Thanks for clarifying what you meant by "undestanding". I think it's a bit too broad of a criterion, for example in the video above Morris is using "Tnetennba" in a new context but there's no way to tell whether he really knows what it means (the joke is not that he doesn't know, but exactly that using "Tnetennba" in the kind of sentence he uses it does not elucidate the meaning of the word).
>> So if you can explain what a words means, you can give a definition in terms of other words.
Suppose I give you the following mapping between symbols: a -> p, c -> r, d -> k, e -> j.
Now suppose I give you the phrase: "a a a c a d e e a c"
I gave you a definition of each symbol in the phrase in terms of other symbols. What does the phrase mean? Alternatively, what do the symbols, themselves, mean?

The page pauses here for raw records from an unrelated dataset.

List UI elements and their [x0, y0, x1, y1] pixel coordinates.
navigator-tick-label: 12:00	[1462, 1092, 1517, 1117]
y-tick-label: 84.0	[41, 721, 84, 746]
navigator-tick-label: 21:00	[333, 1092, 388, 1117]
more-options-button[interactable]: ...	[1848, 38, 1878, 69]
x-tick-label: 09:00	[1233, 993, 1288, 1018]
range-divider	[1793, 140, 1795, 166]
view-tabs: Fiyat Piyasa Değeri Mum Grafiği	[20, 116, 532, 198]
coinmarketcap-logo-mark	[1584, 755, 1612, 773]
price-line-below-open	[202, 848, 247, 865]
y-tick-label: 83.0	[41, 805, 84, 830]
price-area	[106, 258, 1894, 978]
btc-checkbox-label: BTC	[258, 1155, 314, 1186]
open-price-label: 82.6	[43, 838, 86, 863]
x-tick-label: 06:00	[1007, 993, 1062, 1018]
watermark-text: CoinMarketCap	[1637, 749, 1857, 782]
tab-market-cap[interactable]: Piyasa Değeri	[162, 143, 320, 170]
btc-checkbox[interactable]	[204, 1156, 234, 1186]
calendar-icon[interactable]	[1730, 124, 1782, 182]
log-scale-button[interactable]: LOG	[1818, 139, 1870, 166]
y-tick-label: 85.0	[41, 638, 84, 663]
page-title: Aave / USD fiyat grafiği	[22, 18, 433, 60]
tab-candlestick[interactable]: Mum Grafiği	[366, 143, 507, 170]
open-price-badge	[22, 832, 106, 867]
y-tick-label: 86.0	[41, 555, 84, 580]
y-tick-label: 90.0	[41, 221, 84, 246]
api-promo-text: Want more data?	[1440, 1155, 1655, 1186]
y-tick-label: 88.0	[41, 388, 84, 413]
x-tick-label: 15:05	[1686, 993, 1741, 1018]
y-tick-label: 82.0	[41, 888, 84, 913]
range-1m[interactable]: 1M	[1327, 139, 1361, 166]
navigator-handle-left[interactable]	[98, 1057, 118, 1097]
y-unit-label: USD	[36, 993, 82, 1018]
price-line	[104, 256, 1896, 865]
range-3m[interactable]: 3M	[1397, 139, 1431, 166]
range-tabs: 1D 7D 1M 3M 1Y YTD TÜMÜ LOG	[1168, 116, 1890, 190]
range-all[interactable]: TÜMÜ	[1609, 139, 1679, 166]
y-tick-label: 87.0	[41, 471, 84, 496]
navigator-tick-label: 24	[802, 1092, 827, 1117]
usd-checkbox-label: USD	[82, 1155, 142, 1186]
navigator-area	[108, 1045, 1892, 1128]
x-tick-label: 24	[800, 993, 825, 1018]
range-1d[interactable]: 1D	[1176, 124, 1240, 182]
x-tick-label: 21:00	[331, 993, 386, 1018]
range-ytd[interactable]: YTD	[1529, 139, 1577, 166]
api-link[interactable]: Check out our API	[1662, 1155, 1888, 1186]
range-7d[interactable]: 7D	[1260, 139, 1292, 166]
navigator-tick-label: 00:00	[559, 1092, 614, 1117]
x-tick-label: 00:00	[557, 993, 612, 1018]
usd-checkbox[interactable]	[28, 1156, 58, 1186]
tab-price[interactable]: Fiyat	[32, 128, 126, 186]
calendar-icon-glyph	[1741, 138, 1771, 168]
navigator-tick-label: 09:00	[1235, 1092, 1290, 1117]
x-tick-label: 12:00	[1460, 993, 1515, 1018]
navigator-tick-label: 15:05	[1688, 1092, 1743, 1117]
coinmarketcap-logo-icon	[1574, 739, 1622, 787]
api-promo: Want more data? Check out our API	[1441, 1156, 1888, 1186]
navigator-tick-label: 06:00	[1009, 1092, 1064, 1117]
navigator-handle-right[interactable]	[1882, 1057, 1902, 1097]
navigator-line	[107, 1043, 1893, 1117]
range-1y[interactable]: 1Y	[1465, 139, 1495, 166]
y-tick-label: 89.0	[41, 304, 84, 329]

Obviously, you can't say. Being able to give the definition of a word in terms of other words presupposes you understand the other words, also. So, just because a language model is using a word doesn't mean it knows its meaning- only that it uses the word.
There is a bit a grey area, which is why I was careful say "the model learned/understood/knowns something" in my earlier comments.
However, You seem to be making the Chinese Room argument. If you define meaning such that either no computer program could possibly "understand" meaning or it is unverifiable if it does, I don't think it makes much sense to have a discussion if GPT-3 does. Is there a test that a model could pass that would convince you that it "knows" meaning according to your definition?
The "Chinese room argument" says that external behaviour cannot be proof of consciousness, intelligence, understanding etc. What my comment above says is that you can't explain a word A by means of another word, B, unless you already know the meaning of B.
My comment is relevant to the question of whether GPT-3 has "understanding" or not, because in order for GPT-3 to understand the meaning of a word A in terms of a meaning of a word B, it needs to already know the meaning of the word B. However, this is what we wish to know, whether GPT-3 knows the meaning of any word. Observing that GPT-3 can use a new word in the place of a different word doesn't tell us whether it knows the meaning of the original word.
As of yet, no, there is no formal test that would convince me or a majority of reserachers in AI that a model "knows", "understands" or anything like that. The reason is not that I am too stubborn, say. Rather there simply aren't such tests available yet. One reason for that is that we don't, well, understand what it means to "understand". We don't have a commonly accepted formal definition of such ability. Without that, we can't really design tests to prove that some system has it.
The take away is that it will be a long time before we can know for sure that a system is displaying intelligence, understanding, etc. This may be unsatisfying- but the alternative is to design meaningless tests that prove not what we are trying to prove and proclaim the goal proven if the tests pass. This does not go well with the purpose of scientific endeavour, which is to acquire knowledge- not pass tests and make big proclamations about winning this or that competition.
In short, I'm not saying that computers can't have understanding, or that we can't know if they do. I'm saying that right now, these things are not possible, with current technology.
>> So if you can explain what a words means, you can give a definition in terms of other words.
Suppose I give you the following mapping between symbols: a -> p, c -> r, d -> k, e -> j.
Now suppose I give you the phrase: "a a a c a d e e a c"
I gave you a definition of each symbol in the phrase in terms of other symbols. What does the phrase mean? Alternatively, what do the symbols, themselves, mean?
Obviously, you can't say. Being able to give the definition of a word in terms of other words presupposes you understand the other words, also. So, just because a language model is using a word doesn't mean it knows its meaning- only that it uses the word.